In the US, the Mazda MX-30 only survived for two model years, 2022 and 2023, being plagued by a subpar range rating of 100 miles and limited availability – only California buyers could get one. Many people called it a compliance car because of this, and the sales numbers reflected that.

Mazda only sold 100 MX-30s in the US in the first eight months of 2023, down 69 percent from the previous year.

While the MX-30 lives on in other markets like Japan and Europe with an R-EV range-extender variant featuring a Wankel rotary generator, the nameplate will be gone for good from the US after the 2023 model year. Fortunately, that doesn't mean Mazda has given up on the idea of selling EVs here.

The Japanese automaker wants to launch new EVs stateside as early as 2025 to tap into the country's growing EV market, a report from Nikkei Asia claims. Mind you, the way Mazda plans to achieve that is very interesting given the current market context.

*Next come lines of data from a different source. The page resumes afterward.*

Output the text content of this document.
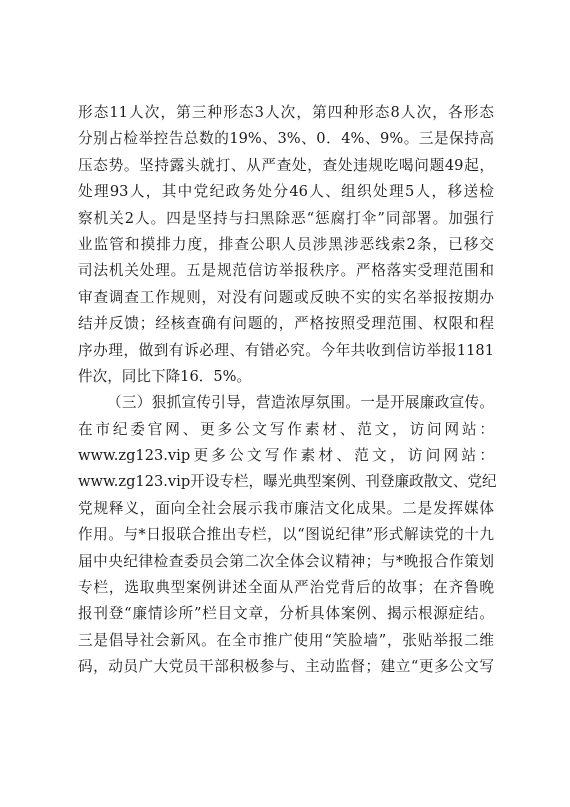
形态11人次，第三种形态3人次，第四种形态8人次，各形态
分别占检举控告总数的19%、3%、0．4%、9%。三是保持高
压态势。坚持露头就打、从严查处，查处违规吃喝问题49起，
处理93人，其中党纪政务处分46人、组织处理5人，移送检
察机关2人。四是坚持与扫黑除恶“惩腐打伞”同部署。加强行
业监管和摸排力度，排查公职人员涉黑涉恶线索2条，已移交
司法机关处理。五是规范信访举报秩序。严格落实受理范围和
审查调查工作规则，对没有问题或反映不实的实名举报按期办
结并反馈；经核查确有问题的，严格按照受理范围、权限和程
序办理，做到有诉必理、有错必究。今年共收到信访举报1181
件次，同比下降16．5%。
（三）狠抓宣传引导，营造浓厚氛围。一是开展廉政宣传。
在市纪委官网、更多公文写作素材、范文，访问网站：
www.zg123.vip更多公文写作素材、范文，访问网站：
www.zg123.vip开设专栏，曝光典型案例、刊登廉政散文、党纪
党规释义，面向全社会展示我市廉洁文化成果。二是发挥媒体
作用。与*日报联合推出专栏，以“图说纪律”形式解读党的十九
届中央纪律检查委员会第二次全体会议精神；与*晚报合作策划
专栏，选取典型案例讲述全面从严治党背后的故事；在齐鲁晚
报刊登“廉情诊所”栏目文章，分析具体案例、揭示根源症结。
三是倡导社会新风。在全市推广使用“笑脸墙”，张贴举报二维
码，动员广大党员干部积极参与、主动监督；建立“更多公文写
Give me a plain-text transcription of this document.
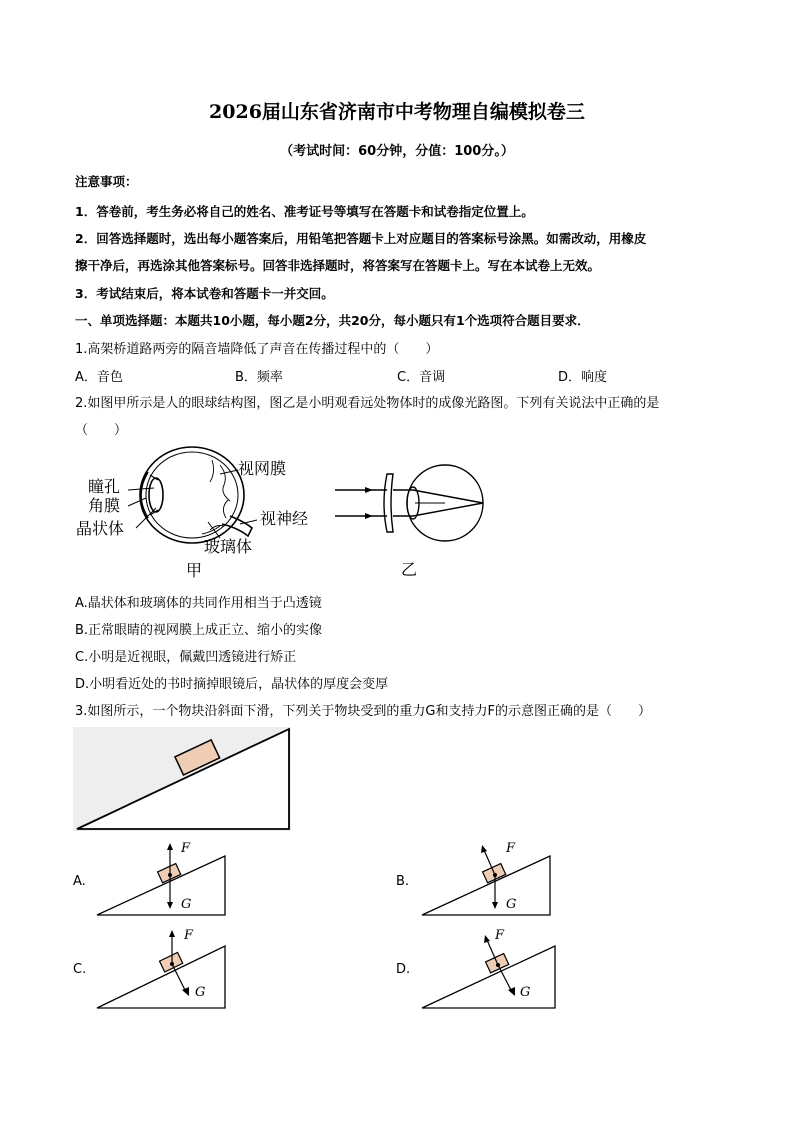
2026届山东省济南市中考物理自编模拟卷三
（考试时间：60分钟，分值：100分。）
注意事项：
1．答卷前，考生务必将自己的姓名、准考证号等填写在答题卡和试卷指定位置上。
2．回答选择题时，选出每小题答案后，用铅笔把答题卡上对应题目的答案标号涂黑。如需改动，用橡皮
擦干净后，再选涂其他答案标号。回答非选择题时，将答案写在答题卡上。写在本试卷上无效。
3．考试结束后，将本试卷和答题卡一并交回。
一、单项选择题：本题共10小题，每小题2分，共20分，每小题只有1个选项符合题目要求．
1.高架桥道路两旁的隔音墙降低了声音在传播过程中的（　　）
A．音色	B．频率	C．音调	D．响度
2.如图甲所示是人的眼球结构图，图乙是小明观看远处物体时的成像光路图。下列有关说法中正确的是
（　　）
视网膜
瞳孔
角膜
晶状体
视神经
玻璃体
甲	乙
A.晶状体和玻璃体的共同作用相当于凸透镜
B.正常眼睛的视网膜上成正立、缩小的实像
C.小明是近视眼，佩戴凹透镜进行矫正
D.小明看近处的书时摘掉眼镜后，晶状体的厚度会变厚
3.如图所示，一个物块沿斜面下滑，下列关于物块受到的重力G和支持力F的示意图正确的是（　　）
A.
F
G
B.
F
G
C.
F
G
D.
F
G
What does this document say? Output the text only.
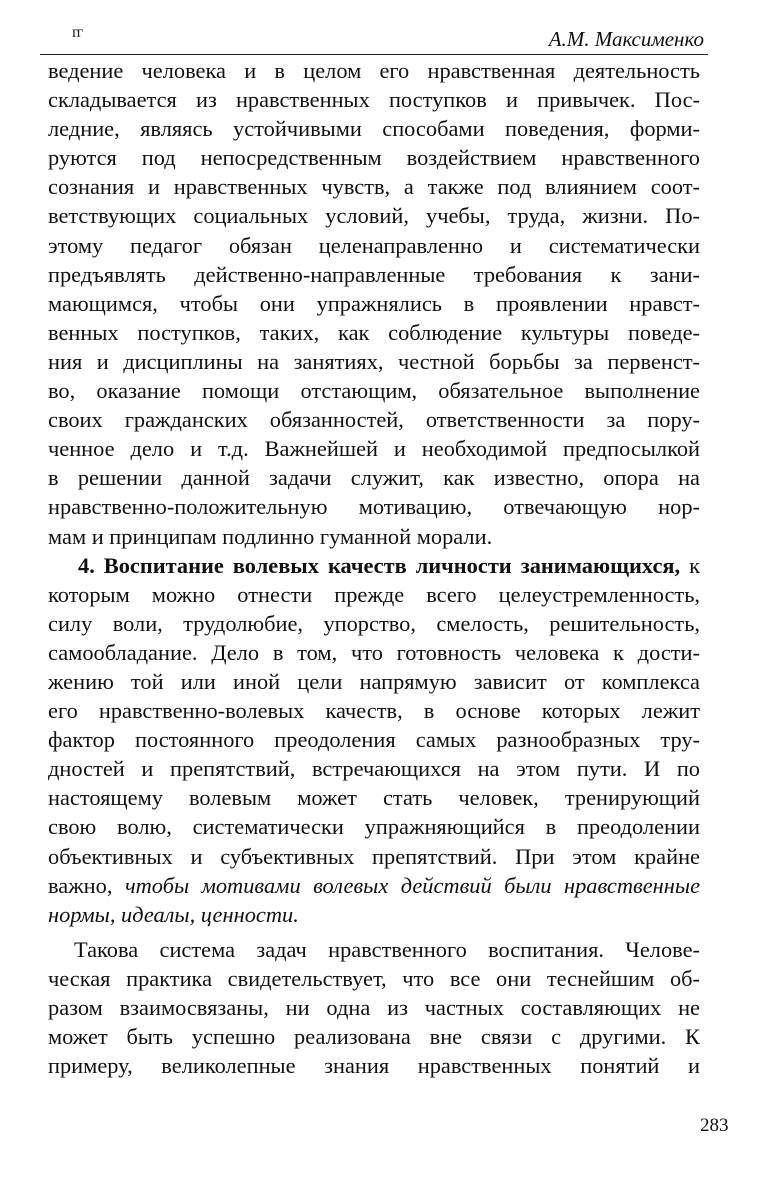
ᴦᴦ	А.М. Максименко

ведение человека и в целом его нравственная деятельность
складывается из нравственных поступков и привычек. Пос-
ледние, являясь устойчивыми способами поведения, форми-
руются под непосредственным воздействием нравственного
сознания и нравственных чувств, а также под влиянием соот-
ветствующих социальных условий, учебы, труда, жизни. По-
этому педагог обязан целенаправленно и систематически
предъявлять действенно-направленные требования к зани-
мающимся, чтобы они упражнялись в проявлении нравст-
венных поступков, таких, как соблюдение культуры поведе-
ния и дисциплины на занятиях, честной борьбы за первенст-
во, оказание помощи отстающим, обязательное выполнение
своих гражданских обязанностей, ответственности за пору-
ченное дело и т.д. Важнейшей и необходимой предпосылкой
в решении данной задачи служит, как известно, опора на
нравственно-положительную мотивацию, отвечающую нор-
мам и принципам подлинно гуманной морали.

4. Воспитание волевых качеств личности занимающихся, к
которым можно отнести прежде всего целеустремленность,
силу воли, трудолюбие, упорство, смелость, решительность,
самообладание. Дело в том, что готовность человека к дости-
жению той или иной цели напрямую зависит от комплекса
его нравственно-волевых качеств, в основе которых лежит
фактор постоянного преодоления самых разнообразных тру-
дностей и препятствий, встречающихся на этом пути. И по
настоящему волевым может стать человек, тренирующий
свою волю, систематически упражняющийся в преодолении
объективных и субъективных препятствий. При этом крайне
важно, чтобы мотивами волевых действий были нравственные
нормы, идеалы, ценности.

Такова система задач нравственного воспитания. Челове-
ческая практика свидетельствует, что все они теснейшим об-
разом взаимосвязаны, ни одна из частных составляющих не
может быть успешно реализована вне связи с другими. К
примеру, великолепные знания нравственных понятий и

283
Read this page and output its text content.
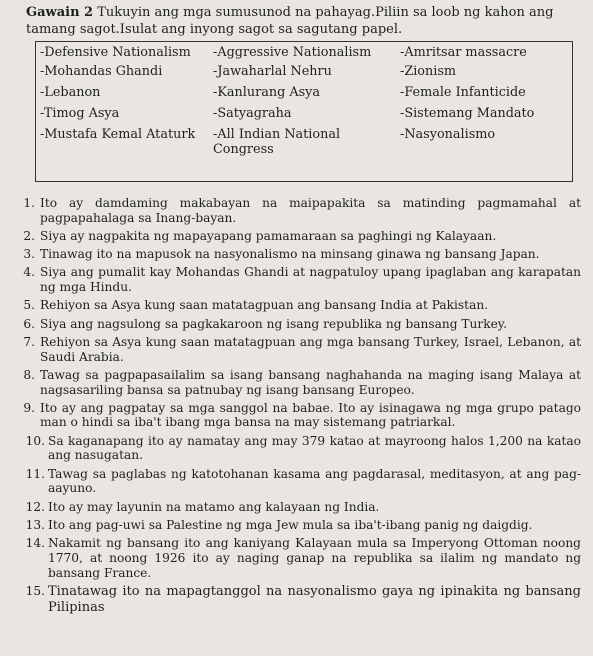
Gawain 2 Tukuyin ang mga sumusunod na pahayag.Piliin sa loob ng kahon ang tamang sagot.Isulat ang inyong sagot sa sagutang papel.

-Defensive Nationalism
-Mohandas Ghandi
-Lebanon
-Timog Asya
-Mustafa Kemal Ataturk
-Aggressive Nationalism
-Jawaharlal Nehru
-Kanlurang Asya
-Satyagraha
-All Indian National Congress
-Amritsar massacre
-Zionism
-Female Infanticide
-Sistemang Mandato
-Nasyonalismo
1. Ito ay damdaming makabayan na maipapakita sa matinding pagmamahal at pagpapahalaga sa Inang-bayan.
2. Siya ay nagpakita ng mapayapang pamamaraan sa paghingi ng Kalayaan.
3. Tinawag ito na mapusok na nasyonalismo na minsang ginawa ng bansang Japan.
4. Siya ang pumalit kay Mohandas Ghandi at nagpatuloy upang ipaglaban ang karapatan ng mga Hindu.
5. Rehiyon sa Asya kung saan matatagpuan ang bansang India at Pakistan.
6. Siya ang nagsulong sa pagkakaroon ng isang republika ng bansang Turkey.
7. Rehiyon sa Asya kung saan matatagpuan ang mga bansang Turkey, Israel, Lebanon, at Saudi Arabia.
8. Tawag sa pagpapasailalim sa isang bansang naghahanda na maging isang Malaya at nagsasariling bansa sa patnubay ng isang bansang Europeo.
9. Ito ay ang pagpatay sa mga sanggol na babae. Ito ay isinagawa ng mga grupo patago man o hindi sa iba't ibang mga bansa na may sistemang patriarkal.
10. Sa kaganapang ito ay namatay ang may 379 katao at mayroong halos 1,200 na katao ang nasugatan.
11. Tawag sa paglabas ng katotohanan kasama ang pagdarasal, meditasyon, at ang pag-aayuno.
12. Ito ay may layunin na matamo ang kalayaan ng India.
13. Ito ang pag-uwi sa Palestine ng mga Jew mula sa iba't-ibang panig ng daigdig.
14. Nakamit ng bansang ito ang kaniyang Kalayaan mula sa Imperyong Ottoman noong 1770, at noong 1926 ito ay naging ganap na republika sa ilalim ng mandato ng bansang France.
15. Tinatawag ito na mapagtanggol na nasyonalismo gaya ng ipinakita ng bansang Pilipinas
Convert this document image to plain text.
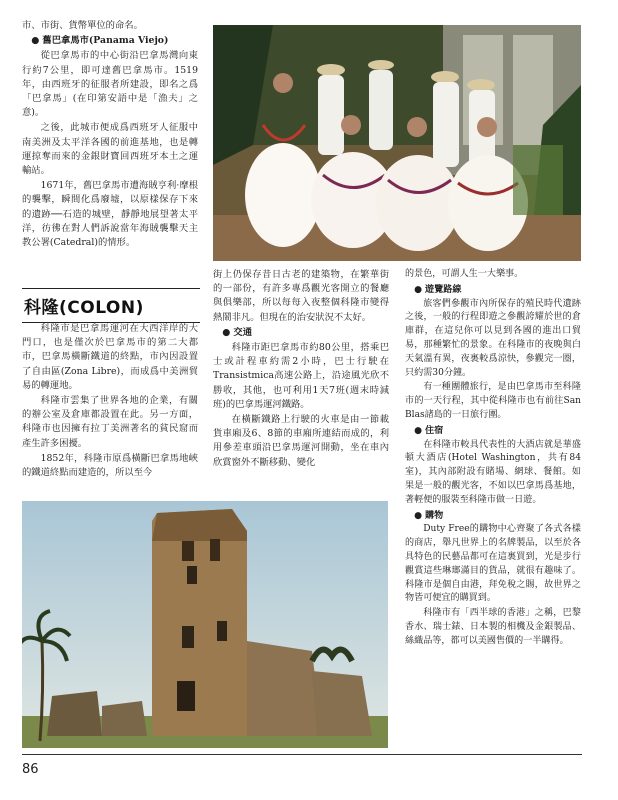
市、市街、貨幣單位的命名。

● 舊巴拿馬市(Panama Viejo)

從巴拿馬市的中心街沿巴拿馬灣向東行約7公里，即可達舊巴拿馬市。1519年，由西班牙的征服者所建設，即名之爲「巴拿馬」(在印第安語中是「漁夫」之意)。

之後，此城市便成爲西班牙人征服中南美洲及太平洋各國的前進基地，也是轉運掠奪而來的金銀財寶回西班牙本土之運輸站。

1671年，舊巴拿馬市遭海賊亨利·摩根的襲擊，瞬間化爲廢墟，以原樣保存下來的遺跡──石造的城壁，靜靜地展望著太平洋，彷彿在對人們訴說當年海賊襲擊天主教公署(Catedral)的情形。

科隆(COLON)

科隆市是巴拿馬運河在大西洋岸的大門口，也是僅次於巴拿馬市的第二大都市，巴拿馬橫斷鐵道的終點，市內因設置了自由區(Zona Libre)，而成爲中美洲貿易的轉運地。

科隆市雲集了世界各地的企業，有關的辦公室及倉庫都設置在此。另一方面，科隆市也因擁有拉丁美洲著名的貧民窟而產生許多困擾。

1852年，科隆市原爲橫斷巴拿馬地峽的鐵道終點而建造的，所以至今

街上仍保存昔日古老的建築物，在繁華街的一部份，有許多專爲觀光客開立的餐廳與俱樂部，所以每每入夜整個科隆市變得熱鬧非凡。但現在的治安狀況不太好。

● 交通

科隆市距巴拿馬市約80公里，搭乘巴士或計程車約需2小時，巴士行駛在Transistmica高速公路上，沿途風光欣不勝收，其他，也可利用1天7班(週末時減班)的巴拿馬運河鐵路。

在橫斷鐵路上行駛的火車是由一節載貨車廂及6、8節的車廂所連結而成的，利用參差車頭沿巴拿馬運河開動，坐在車內欣賞窗外不斷移動、變化

的景色，可謂人生一大樂事。

● 遊覽路線

旅客們參觀市內所保存的殖民時代遺跡之後，一般的行程即遊之參觀誇耀於世的倉庫群，在這兒你可以見到各國的進出口貿易，那種繁忙的景象。在科隆市的夜晚與白天氣溫有異，夜裏較爲涼快，參觀完一圈，只約需30分鐘。

有一種團體旅行，是由巴拿馬市至科隆市的一天行程，其中從科隆市也有前往San Blas諸島的一日旅行團。

● 住宿

在科隆市較具代表性的大酒店就是華盛頓大酒店(Hotel Washington，共有84室)，其內部附設有賭場、網球、餐館。如果是一般的觀光客，不如以巴拿馬爲基地，著輕便的服裝至科隆市做一日遊。

● 購物

Duty Free的購物中心齊聚了各式各樣的商店，舉凡世界上的名牌製品，以至於各具特色的民藝品都可在這裏買到，光是步行觀賞這些琳瑯滿目的貨品，就很有趣味了。科隆市是個自由港，拜免稅之賜，故世界之物皆可便宜的購買到。

科隆市有「西半球的香港」之稱，巴黎香水、瑞士錶、日本製的相機及金銀製品、絲織品等，都可以美國售價的一半購得。

86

The new EVs will be built on platforms shared with existing gasoline-powered vehicles, the paper has learned. There are cost reasons behind this decision, obviously, but it remains to be seen how the market will receive Mazda's EVs when other automakers like GM and Volkswagen are switching to dedicated EV architectures for their EVs.

The report also states that Mazda's future EVs will be produced at its plant in Hofu, in western Japan's Yamaguchi prefecture. The facility can produce gasoline, hybrid, and electric cars on the same line, which is good for costs as well.

However, this also means Mazda's new EV will not be eligible for the federal EV tax credit of up to $7,500. To qualify for credits, final assembly of EVs has to be done in North America.

At least Mazda seems to have learned one lesson from the MX-30's poor reception in the US – selling small EVs is not profitable here. The carmaker has not disclosed what type of vehicles it aims to launch in the US but SUVs appear to be the safest bet.

"It's hard to make money by making small EVs given the high costs of producing automobiles," Mazda Chief Executive Masahiro Moro said in an interview. "We are looking at a segment that will appeal to would-be EV buyers.”

Unfortunately, that might mean that an electric Mazda MX-5 sports car is not a priority.

The US is Mazda's biggest single market, making up around 30 percent of its total global sales. The brand aims for EVs to account for 25-40 percent of its global sales by 2030.